By Jody Wiser of Portland, Oregon. Jody is an advocate for progressive tax policy at Tax Fairness Oregon.

Once upon a time a bill was passed called the “Business Energy Tax Credit” (BETC). The Manufacturing part of the BETC has recently been called “Manny.” As a runaway giveaway, Manny essentially gave away a million dollars per job created. In Nov. 2009 the Oregonian headlined “BETC Taking Its Place in Oregon Pantheon of Shame.”

Just Wednesday a new bill we could call “Manny Fest Destiny” was suddenly introduced in the House Revenue Committee as the final nine pages of HB 3367-7 (PDF). In this last minute maneuver, the Legislature could retain the disgraced BETC Manufacturing Tax Credit, with changes. This time it would cost taxpayers $228,000 per full time job. At the going tax rate, it would take 50-65 years of an employee’s income taxes to cover this giveaway for his/her job.

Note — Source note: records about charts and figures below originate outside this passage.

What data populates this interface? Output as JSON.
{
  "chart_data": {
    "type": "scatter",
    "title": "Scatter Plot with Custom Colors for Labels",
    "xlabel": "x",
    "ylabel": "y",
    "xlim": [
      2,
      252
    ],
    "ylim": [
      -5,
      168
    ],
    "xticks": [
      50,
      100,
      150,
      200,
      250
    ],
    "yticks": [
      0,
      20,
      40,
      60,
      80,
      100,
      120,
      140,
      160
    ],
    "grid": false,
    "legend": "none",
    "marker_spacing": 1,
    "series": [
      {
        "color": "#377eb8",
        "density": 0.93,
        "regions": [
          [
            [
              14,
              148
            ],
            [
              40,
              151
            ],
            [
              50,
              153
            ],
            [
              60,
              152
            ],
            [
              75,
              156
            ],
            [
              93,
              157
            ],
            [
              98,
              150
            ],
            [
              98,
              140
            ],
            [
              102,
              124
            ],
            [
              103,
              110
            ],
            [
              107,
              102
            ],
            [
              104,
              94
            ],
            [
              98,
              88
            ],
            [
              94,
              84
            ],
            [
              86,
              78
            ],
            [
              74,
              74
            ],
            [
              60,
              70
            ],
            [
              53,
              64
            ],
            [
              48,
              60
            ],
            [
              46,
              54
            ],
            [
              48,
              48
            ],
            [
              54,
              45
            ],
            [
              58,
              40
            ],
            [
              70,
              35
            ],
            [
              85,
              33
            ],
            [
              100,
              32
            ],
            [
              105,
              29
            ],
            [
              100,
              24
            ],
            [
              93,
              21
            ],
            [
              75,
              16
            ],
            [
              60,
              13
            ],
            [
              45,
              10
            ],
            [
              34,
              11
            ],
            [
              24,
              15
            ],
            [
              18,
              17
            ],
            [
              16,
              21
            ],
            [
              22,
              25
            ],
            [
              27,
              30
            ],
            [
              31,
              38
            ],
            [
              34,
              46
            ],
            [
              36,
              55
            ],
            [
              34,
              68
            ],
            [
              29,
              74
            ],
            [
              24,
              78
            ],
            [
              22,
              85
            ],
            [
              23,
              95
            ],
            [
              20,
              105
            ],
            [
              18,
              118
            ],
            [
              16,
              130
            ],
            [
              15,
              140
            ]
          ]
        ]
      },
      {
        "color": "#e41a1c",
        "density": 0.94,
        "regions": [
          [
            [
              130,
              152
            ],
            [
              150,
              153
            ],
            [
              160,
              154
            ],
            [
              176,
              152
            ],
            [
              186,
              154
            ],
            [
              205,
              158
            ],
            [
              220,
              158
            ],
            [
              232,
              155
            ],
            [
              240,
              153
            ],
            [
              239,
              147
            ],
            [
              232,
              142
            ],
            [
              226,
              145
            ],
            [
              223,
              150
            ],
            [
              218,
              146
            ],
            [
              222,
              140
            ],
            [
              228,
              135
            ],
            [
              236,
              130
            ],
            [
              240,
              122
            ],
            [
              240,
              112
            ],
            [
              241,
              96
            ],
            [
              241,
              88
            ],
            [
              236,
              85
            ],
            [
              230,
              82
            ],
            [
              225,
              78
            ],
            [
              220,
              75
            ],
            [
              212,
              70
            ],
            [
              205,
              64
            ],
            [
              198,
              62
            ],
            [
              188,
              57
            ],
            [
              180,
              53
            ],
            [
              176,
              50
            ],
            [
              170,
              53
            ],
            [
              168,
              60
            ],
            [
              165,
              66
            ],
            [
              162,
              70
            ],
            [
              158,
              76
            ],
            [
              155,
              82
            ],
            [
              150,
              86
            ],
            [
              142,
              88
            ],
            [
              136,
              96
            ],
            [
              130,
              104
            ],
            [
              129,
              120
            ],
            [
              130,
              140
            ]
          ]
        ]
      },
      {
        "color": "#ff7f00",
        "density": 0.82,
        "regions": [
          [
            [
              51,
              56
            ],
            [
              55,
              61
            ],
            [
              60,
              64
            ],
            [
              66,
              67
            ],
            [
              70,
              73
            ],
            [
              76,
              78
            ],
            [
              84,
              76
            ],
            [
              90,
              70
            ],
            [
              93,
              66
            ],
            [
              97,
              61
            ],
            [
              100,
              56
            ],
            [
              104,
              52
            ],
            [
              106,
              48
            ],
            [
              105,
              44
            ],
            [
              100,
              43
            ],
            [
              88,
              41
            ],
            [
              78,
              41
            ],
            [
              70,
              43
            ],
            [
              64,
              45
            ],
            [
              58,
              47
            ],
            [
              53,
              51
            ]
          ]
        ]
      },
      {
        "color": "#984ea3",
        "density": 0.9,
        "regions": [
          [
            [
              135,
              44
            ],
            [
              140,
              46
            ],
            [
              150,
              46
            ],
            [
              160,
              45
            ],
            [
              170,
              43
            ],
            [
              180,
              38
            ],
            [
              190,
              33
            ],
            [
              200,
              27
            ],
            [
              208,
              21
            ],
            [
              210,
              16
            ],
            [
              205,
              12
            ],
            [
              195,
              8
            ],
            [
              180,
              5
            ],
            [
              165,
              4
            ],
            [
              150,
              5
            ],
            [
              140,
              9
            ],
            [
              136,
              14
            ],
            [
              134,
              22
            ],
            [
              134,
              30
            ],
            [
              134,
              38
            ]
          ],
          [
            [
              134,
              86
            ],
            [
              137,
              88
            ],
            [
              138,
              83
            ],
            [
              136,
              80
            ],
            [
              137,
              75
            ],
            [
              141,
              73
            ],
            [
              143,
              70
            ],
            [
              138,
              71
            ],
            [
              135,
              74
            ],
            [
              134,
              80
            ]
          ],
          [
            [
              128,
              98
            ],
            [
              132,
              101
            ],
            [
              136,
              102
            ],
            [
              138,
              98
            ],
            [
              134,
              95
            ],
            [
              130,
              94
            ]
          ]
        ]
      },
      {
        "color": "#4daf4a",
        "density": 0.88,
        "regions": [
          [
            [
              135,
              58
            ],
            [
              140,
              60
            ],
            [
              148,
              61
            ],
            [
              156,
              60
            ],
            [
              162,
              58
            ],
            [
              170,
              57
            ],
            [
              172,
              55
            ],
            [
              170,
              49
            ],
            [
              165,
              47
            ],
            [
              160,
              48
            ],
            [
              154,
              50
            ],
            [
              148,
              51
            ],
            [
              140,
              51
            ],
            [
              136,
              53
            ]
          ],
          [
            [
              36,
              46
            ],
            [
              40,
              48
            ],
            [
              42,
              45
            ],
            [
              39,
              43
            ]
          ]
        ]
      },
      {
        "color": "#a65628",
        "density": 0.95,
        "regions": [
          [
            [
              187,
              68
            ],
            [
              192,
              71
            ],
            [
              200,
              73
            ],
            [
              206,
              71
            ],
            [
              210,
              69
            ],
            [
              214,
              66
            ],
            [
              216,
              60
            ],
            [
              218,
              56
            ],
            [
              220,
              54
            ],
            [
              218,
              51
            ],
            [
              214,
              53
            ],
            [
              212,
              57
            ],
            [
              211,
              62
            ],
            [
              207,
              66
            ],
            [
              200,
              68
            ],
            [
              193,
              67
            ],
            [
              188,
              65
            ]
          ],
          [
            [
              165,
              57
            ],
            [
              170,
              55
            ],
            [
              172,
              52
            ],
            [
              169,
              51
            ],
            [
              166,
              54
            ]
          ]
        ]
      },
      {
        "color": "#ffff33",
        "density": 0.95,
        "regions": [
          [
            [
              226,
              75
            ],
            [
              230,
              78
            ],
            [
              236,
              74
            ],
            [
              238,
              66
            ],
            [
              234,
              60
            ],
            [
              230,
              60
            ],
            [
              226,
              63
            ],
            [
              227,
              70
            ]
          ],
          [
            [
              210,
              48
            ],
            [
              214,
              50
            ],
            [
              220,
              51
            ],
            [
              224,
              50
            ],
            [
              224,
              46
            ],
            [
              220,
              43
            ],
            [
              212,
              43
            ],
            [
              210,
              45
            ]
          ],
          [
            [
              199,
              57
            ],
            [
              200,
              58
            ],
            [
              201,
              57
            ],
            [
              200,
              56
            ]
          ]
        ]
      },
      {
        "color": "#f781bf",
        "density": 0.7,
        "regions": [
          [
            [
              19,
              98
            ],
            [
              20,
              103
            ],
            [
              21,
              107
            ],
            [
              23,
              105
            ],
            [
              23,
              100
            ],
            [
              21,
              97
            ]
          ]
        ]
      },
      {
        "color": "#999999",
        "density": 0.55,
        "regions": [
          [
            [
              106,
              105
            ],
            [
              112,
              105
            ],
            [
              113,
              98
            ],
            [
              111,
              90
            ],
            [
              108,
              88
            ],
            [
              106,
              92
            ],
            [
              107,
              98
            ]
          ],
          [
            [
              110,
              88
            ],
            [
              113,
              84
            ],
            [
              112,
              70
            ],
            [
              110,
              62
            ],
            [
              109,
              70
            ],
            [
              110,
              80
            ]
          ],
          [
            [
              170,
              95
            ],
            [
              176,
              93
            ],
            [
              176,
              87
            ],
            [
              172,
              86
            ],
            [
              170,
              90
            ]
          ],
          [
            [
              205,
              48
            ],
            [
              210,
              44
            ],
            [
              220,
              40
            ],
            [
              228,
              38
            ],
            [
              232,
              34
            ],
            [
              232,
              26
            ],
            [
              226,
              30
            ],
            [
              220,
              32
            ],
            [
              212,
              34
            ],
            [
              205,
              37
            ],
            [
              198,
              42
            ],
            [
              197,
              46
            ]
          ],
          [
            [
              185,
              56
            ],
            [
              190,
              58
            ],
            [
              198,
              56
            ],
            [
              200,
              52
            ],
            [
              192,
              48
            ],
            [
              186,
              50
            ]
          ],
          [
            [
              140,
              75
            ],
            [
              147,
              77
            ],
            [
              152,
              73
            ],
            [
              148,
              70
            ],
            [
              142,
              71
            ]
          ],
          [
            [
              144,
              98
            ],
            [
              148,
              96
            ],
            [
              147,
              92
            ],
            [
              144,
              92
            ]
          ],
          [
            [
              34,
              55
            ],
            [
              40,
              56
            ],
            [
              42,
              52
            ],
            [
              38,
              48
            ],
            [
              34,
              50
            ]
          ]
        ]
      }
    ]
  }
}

Flawed isn’t a strong enough word for what’s wrong with the bill (DOC). By contrast, the much more efficient OBREP (Oregon Business Retention and Expansion Program) passed in 2012 has already captured 275 new jobs at Oracle and SalesForce -- at a cost that will be returned by only two years of employee income taxes. That’s just 1/30th of what we’d give away to get jobs with this new bill. The Legislature should put more money into OBREP, not pass the Manny Fest Destiny bill. Why ever consider a bill that will pay businesses nearly a quarter a million per job?

The bill passed out of the House Revenue Committee Monday with only minor changes to the Manny section of the bill. It’s in the final pages of HB 3376-12 (PDF)

Manny is being touted for its high wage jobs. But even if every job created under Manny Fest Destiny paid a quarter of a million a year, it would take 13 years to recover the states’ giveaway per job.